Дроздов сказал сдержанно:
— При всей талантливости самая отвратительная черта русского характера — это саморазрушение, если уж хотите знать мое мнение. И легкодумное разрушение всего, что было недавно свято.
— Что было свято?
— Да. И так — всю историю.
— Насчет саморазрушения — булыжник в мой огород, Игоречек?
— Нет, Николай, и в мой. И в огород почти каждого. Суди или не суди историю, но ведь мы сами без сражения отступали с поля боя. Давно поражаюсь, как легко в России наши деды и отцы позволили разрушить православие. Или тысячи уникальных памятников… Да, Николай, есть ли он сейчас, народный дух — не знаю, даже если нам с тобой, интеллигентам, виноват за громкие слова, передана боль народа!
— А вера, Игорь Мстиславович? — спросила Валерия с грустной медлительностью. — Вот я думаю: в Крыму вы, наверное, решили жить смеясь. А потом вы опять…
В вырезе ее платья искоркой поблескивал маленький кулон, касаясь ее молодой загорелой кожи, еще недавно омываемой морем под августовским крымским солнцем; кулон этот сохранил, вероятно, сладковатый, южный запах того невинного утра. Тогда она пришла к нему в комнату, раздернула занавески, впуская свет, синеву, свежесть ветерка, и села на подоконник, покачивая босой ногой. И этот кулон внезапно напомнил крошечный золотой крестик на шее у Юлии, когда в годы их незабвенной близости они ехали в электричке в сторону Загорска, а он, возбужденный схваткой со шпаной, стоял с Юлией в тамбуре, целовал ее поддающиеся губы и тот слабо пахнущий духами крестик, на котором она попросила его поклясться.

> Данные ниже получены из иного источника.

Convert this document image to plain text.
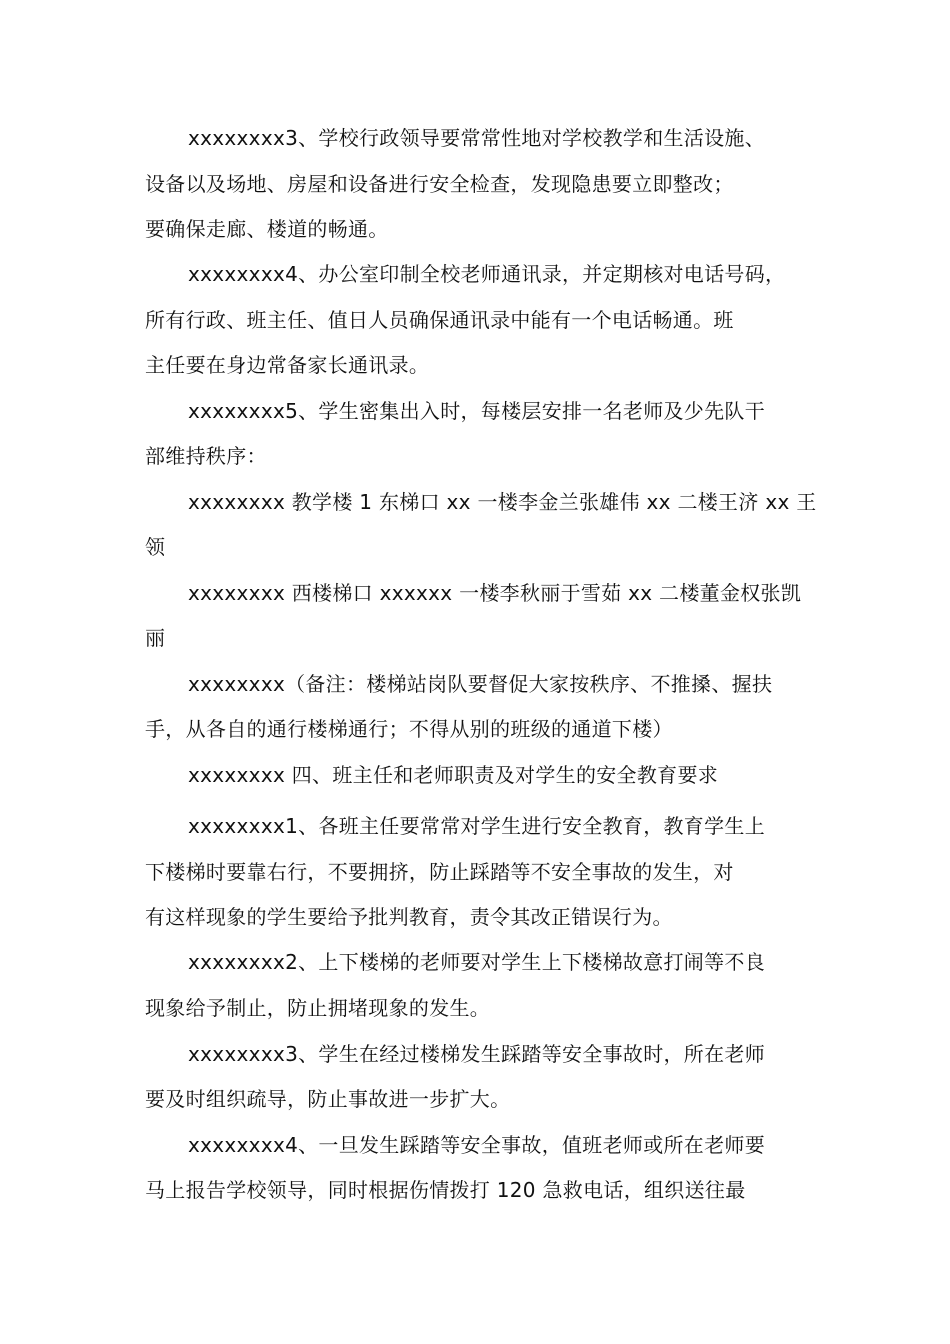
xxxxxxxx3、学校行政领导要常常性地对学校教学和生活设施、
设备以及场地、房屋和设备进行安全检查，发现隐患要立即整改；
要确保走廊、楼道的畅通。
xxxxxxxx4、办公室印制全校老师通讯录，并定期核对电话号码，
所有行政、班主任、值日人员确保通讯录中能有一个电话畅通。班
主任要在身边常备家长通讯录。
xxxxxxxx5、学生密集出入时，每楼层安排一名老师及少先队干
部维持秩序：
xxxxxxxx 教学楼 1 东梯口 xx 一楼李金兰张雄伟 xx 二楼王济 xx 王
领
xxxxxxxx 西楼梯口 xxxxxx 一楼李秋丽于雪茹 xx 二楼董金权张凯
丽
xxxxxxxx（备注：楼梯站岗队要督促大家按秩序、不推搡、握扶
手，从各自的通行楼梯通行；不得从别的班级的通道下楼）
xxxxxxxx 四、班主任和老师职责及对学生的安全教育要求
xxxxxxxx1、各班主任要常常对学生进行安全教育，教育学生上
下楼梯时要靠右行，不要拥挤，防止踩踏等不安全事故的发生，对
有这样现象的学生要给予批判教育，责令其改正错误行为。
xxxxxxxx2、上下楼梯的老师要对学生上下楼梯故意打闹等不良
现象给予制止，防止拥堵现象的发生。
xxxxxxxx3、学生在经过楼梯发生踩踏等安全事故时，所在老师
要及时组织疏导，防止事故进一步扩大。
xxxxxxxx4、一旦发生踩踏等安全事故，值班老师或所在老师要
马上报告学校领导，同时根据伤情拨打 120 急救电话，组织送往最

— Значит, вы хотели бы, чтобы я жил смеясь?
— Не очень. Но что с верой? Где она?
— Знаете, Валерия, что произошло с нами? — проговорил Дроздов. — Один мой знакомый режиссер пригласил меня однажды на просмотр старой кинохроники. Хохот стоял в зале, когда появлялись Никита Сергеевич и Леонид Ильич. Вам ни о чем это не говорит? Была вера и веры нет. Устали от лозунгов, от вранья, от глупости. Много лет живем под девизом: можно, но нельзя, нельзя, но можно. И Россию превратили в полигон нелепых… экспериментов… С нашей помощью.

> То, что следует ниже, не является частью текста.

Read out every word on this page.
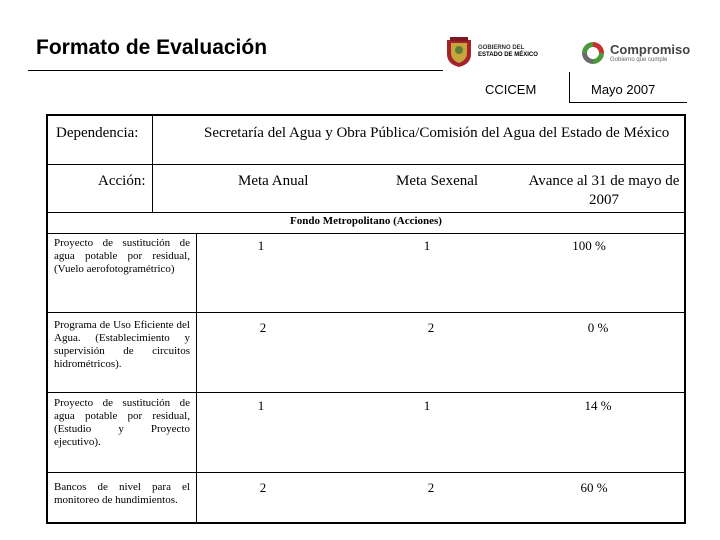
Formato de Evaluación	GOBIERNO DEL
ESTADO DE MÉXICO	Compromiso
Gobierno que cumple
CCICEM	Mayo 2007
Dependencia:	Secretaría del Agua y Obra Pública/Comisión del Agua del Estado de México
Acción:	Meta Anual	Meta Sexenal	Avance al 31 de mayo de 2007
Fondo Metropolitano (Acciones)
Proyecto de sustitución de agua potable por residual, (Vuelo aerofotogramétrico)
1	1	100 %
Programa de Uso Eficiente del Agua. (Establecimiento y supervisión de circuitos hidrométricos).
2	2	0 %
Proyecto de sustitución de agua potable por residual, (Estudio y Proyecto ejecutivo).
1	1	14 %
Bancos de nivel para el monitoreo de hundimientos.
2	2	60 %
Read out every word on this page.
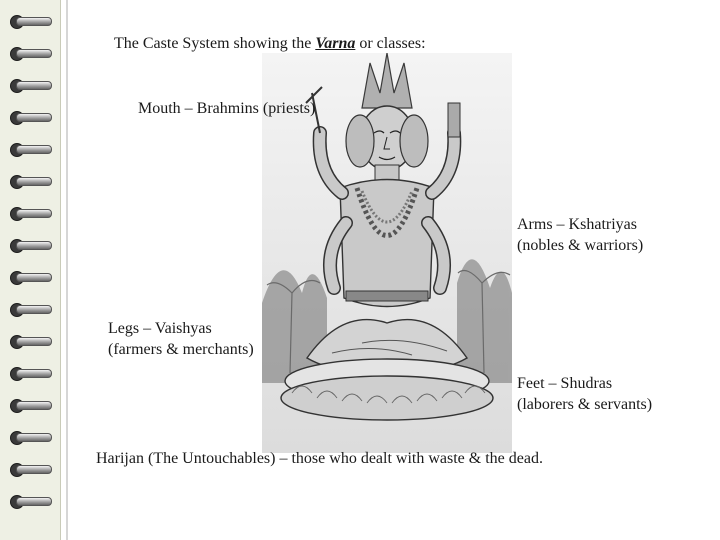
The Caste System showing the Varna or classes:
Mouth – Brahmins (priests)
Arms – Kshatriyas
(nobles & warriors)
Legs – Vaishyas
(farmers & merchants)
Feet – Shudras
(laborers & servants)
Harijan (The Untouchables) – those who dealt with waste & the dead.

— Так какого же черта ты, доктор наук, понимаешь все и предаешь Россию? — с тихим бешенством вдруг процедил сквозь зубы Тарутин.
— Я? Именно я? Наверно, потому, что живу по тем же законам, что и ты, Коля! — ответил Дроздов, не без труда пытаясь погасить в себе ответную вспышку. — Я — в большей степени, пожалуй. То есть по законам святого смирения. Они жили скромно, ласково, братолюбиво. Так приблизительно о многих из нас написал бы летописец.
— Мальчики, не пилите опилки, — вмешалась Валерия и с шутливой мольбой поочередно заглянула в глаза обоим. — Зачем вам гражданская война?